Pour les auteurs, cette alternance transforme l’objet en un outil polyvalent, puisqu’il est utilisé différemment selon la tâche.
Osuna-Mascaró estime qu'être un animal de compagnie n'a pas rendu Veronika « plus intelligente », mais cela lui a permis de se développer « d'une manière que d'autres animaux n'ont pas pu faire ».
Le chercheur, expérimenté dans l'étude des chimpanzés au Congo, rappelle que ce type de polyvalence dans l'utilisation des outils avait été documenté précisément chez cette espèce, de sorte que la découverte ouvre la gamme de mammifères non primates dotés de cette capacité.
« La flexibilité dont il dispose dans l'utilisation des outils et le fait que le deuxième cas d'animal utilisant un outil polyvalent est une vache et non un autre primate ou un oiseau est absolument incroyable », a expliqué Osuna-Mascaró à EFE.

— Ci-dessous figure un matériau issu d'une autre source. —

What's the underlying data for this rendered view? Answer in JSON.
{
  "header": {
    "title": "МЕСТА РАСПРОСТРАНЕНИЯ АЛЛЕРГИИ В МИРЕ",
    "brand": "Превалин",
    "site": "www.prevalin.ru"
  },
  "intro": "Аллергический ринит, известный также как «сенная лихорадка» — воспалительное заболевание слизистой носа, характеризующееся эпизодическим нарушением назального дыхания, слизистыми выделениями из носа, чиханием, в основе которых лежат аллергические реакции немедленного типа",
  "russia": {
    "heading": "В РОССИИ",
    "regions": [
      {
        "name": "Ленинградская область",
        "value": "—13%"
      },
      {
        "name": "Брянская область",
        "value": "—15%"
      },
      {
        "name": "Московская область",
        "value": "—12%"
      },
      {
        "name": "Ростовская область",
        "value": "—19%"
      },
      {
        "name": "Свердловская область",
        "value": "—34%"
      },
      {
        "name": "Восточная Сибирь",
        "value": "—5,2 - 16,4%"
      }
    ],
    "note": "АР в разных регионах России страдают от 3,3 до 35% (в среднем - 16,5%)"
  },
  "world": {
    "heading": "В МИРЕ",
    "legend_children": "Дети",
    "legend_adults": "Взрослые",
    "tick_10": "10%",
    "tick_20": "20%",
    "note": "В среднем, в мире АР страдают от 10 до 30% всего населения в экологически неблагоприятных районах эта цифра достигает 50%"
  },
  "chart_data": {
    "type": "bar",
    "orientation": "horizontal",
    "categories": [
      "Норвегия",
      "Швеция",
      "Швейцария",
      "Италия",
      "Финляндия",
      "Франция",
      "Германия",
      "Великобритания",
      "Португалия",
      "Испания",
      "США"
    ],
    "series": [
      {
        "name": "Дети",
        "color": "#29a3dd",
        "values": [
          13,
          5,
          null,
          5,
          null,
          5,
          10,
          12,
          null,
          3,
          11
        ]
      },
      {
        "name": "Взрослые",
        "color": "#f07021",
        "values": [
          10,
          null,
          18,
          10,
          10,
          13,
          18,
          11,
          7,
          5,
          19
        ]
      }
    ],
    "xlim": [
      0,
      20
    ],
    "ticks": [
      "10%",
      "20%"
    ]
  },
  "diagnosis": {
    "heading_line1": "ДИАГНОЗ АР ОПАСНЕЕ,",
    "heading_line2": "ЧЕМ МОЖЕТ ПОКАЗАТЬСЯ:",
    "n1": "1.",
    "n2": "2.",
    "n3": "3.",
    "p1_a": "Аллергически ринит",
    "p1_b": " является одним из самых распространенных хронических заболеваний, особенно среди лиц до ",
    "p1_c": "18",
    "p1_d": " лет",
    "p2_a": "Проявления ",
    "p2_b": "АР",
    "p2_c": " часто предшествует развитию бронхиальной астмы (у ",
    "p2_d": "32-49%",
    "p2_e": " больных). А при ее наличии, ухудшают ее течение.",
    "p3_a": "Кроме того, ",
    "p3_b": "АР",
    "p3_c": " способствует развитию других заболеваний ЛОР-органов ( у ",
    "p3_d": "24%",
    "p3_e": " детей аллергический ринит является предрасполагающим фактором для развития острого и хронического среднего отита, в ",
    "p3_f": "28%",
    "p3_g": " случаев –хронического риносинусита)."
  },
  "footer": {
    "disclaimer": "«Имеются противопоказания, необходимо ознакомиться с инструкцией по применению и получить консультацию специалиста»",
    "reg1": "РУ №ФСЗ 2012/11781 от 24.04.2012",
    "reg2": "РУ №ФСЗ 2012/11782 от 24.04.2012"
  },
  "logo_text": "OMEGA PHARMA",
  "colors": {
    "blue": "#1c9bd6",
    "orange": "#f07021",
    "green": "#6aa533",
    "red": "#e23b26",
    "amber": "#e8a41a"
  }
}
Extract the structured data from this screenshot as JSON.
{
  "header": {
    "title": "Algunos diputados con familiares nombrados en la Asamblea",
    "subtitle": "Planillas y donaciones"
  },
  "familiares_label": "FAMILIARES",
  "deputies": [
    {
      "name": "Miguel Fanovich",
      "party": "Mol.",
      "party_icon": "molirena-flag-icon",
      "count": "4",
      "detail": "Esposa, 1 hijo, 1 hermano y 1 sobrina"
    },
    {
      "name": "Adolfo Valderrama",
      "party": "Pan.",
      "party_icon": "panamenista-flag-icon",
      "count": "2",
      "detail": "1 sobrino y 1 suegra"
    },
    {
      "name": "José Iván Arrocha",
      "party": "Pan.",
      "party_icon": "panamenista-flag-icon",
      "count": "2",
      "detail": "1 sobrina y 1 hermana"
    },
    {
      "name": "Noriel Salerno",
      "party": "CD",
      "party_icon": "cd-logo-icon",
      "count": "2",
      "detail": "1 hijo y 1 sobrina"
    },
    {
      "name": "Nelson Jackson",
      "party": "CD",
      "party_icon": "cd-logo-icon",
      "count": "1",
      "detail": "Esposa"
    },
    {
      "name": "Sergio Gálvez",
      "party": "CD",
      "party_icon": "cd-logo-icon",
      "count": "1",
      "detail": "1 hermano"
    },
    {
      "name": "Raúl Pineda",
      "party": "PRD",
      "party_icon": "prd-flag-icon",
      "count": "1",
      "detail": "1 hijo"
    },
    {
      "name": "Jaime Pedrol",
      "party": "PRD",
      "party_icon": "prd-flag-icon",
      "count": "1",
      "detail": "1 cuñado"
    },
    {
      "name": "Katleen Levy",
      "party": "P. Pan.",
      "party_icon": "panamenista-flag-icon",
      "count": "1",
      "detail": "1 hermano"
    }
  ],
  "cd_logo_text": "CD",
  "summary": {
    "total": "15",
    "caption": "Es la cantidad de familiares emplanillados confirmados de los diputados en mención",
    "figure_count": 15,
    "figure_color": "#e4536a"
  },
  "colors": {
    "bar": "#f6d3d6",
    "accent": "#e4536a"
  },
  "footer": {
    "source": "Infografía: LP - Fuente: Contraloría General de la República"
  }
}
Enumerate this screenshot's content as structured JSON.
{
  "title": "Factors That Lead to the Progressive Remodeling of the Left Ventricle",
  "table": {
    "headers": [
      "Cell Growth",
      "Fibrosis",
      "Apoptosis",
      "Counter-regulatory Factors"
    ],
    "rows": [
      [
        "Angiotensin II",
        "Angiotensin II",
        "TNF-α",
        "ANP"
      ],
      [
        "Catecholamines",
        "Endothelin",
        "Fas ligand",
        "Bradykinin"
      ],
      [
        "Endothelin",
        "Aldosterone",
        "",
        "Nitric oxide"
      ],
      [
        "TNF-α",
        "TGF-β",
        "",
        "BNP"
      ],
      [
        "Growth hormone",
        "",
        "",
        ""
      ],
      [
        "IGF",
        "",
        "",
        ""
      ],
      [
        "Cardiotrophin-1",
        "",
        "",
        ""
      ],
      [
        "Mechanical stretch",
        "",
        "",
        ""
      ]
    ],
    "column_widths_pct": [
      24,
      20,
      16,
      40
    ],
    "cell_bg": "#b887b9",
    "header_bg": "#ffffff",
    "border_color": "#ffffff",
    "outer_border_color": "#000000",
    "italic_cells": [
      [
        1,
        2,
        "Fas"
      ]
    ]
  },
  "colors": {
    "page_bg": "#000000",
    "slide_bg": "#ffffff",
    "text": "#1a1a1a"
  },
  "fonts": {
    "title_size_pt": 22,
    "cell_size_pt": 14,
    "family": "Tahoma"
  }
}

Cependant, Osuna-Mascaró souligne qu'il ne faut pas conclure que les vaches et les taureaux peuvent utiliser des outils comme les chimpanzés, mais plutôt qu'ils ont le potentiel d'innover et de développer cette capacité, même si cela est généralement impossible dans l'élevage industriel.
L'utilisation innovante des outils, rappelle la chercheuse, nécessite d'apprendre, d'innover et de jouer avec des objets, comme Veronika l'a fait pendant des années avec des branches d'arbres grâce à la liberté que lui donnait le fait d'être un animal de compagnie.
Selon Osuna-Mascaró, cette découverte montre également notre biais cognitif, puisque nous vivons avec des bovins depuis environ 10 000 ans et qu’ils constituent « la plus grande biomasse de vertébrés de la planète, avec environ 1,5 milliard de vaches et de taureaux », et « ce n’est que maintenant que leur utilisation d’outils est découverte ».
« Nous en savons plus sur l'utilisation des outils provenant d'animaux exotiques, qui vivent dans des endroits éloignés, que des animaux que nous avons à côté de nous et que nous ignorons systématiquement parce que nous avons tendance à sous-estimer la cognition des animaux que nous mangeons », a résumé l'expert.